Question

Construct a triangle with sides $AB=4cm,BC=5cm$ and $AC=6cm$ and then find $\angle ACB$ using cosine's rule

• A. $co{s}^{-1}\frac{3}{4}$
• B. $co{s}^{-1}\frac{5}{8}$
• C. $co{s}^{-1}\frac{2}{4}$
• D. $co{s}^{-1}\frac{1}{4}$

Answer 1

The correct option is A $co{s}^{-1}\frac{3}{4}$

1. Mark a point B that will be one vertex of the new triangle.
2. Set the compasses' width to $5$ cm, the length of the segment BC.
3. With the compasses' point on B, make an arc near the future vertex C of the triangle.
4. Mark a point C on this arc.
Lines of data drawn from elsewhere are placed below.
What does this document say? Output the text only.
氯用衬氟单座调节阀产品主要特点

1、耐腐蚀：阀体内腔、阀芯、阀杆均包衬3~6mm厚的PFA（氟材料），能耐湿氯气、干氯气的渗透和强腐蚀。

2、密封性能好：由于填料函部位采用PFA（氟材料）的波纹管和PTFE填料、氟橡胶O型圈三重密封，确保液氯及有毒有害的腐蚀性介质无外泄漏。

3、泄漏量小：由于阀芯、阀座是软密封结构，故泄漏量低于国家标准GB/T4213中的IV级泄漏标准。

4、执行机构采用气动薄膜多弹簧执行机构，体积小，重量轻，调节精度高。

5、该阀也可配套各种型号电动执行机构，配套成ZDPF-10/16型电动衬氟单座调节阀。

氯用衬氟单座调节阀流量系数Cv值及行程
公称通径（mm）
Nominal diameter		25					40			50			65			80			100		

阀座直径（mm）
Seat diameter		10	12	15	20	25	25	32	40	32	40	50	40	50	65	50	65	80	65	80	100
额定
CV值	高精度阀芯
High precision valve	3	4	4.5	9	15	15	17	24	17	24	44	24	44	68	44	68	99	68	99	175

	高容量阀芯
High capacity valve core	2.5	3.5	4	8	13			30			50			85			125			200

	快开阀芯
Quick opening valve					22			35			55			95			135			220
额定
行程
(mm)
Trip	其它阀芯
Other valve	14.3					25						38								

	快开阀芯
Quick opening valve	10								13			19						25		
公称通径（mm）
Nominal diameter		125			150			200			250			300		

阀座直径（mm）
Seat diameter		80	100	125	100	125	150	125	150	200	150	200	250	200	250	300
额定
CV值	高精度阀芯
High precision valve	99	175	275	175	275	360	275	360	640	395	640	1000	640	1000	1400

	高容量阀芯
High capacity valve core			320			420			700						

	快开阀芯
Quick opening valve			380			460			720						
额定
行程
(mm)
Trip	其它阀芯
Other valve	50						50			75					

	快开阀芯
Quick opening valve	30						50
This will become the next vertex of the new triangle.
5. Set the compasses' width to the length of the line segment AB = $4$ cm .
6. Place the compasses' point on B and make an arc in the vicinity of where the third vertex of the triangle (A) will be.
7. Set the compasses' width to the length of the line segment AC = $6$ cm .
8. Place the compasses' point on C and cut the arc drawn by keeping the compass at B. The point where these two arcs meet is the vertex A of the triangle.
9. Thus a triangle ABC with given sides is formed.
For the given triangle a= $5$,b=$6$,c=$4$

Acc. to cosine rule

$cosC=\frac{a^2+b^2-c^2}{2ab}$

So $cosC=\frac{5^2+6^2-4^2}{2\times 5\times 6}$

$cosC=\frac{25+36-16}{60}$

$cosC=\frac{45}{60}$

$cosC=\frac{3}{4}$

$\therefore C=co{s}^{-1}\frac{3}{4}⟹\angle ACB=co{s}^{-1}\frac{3}{4}$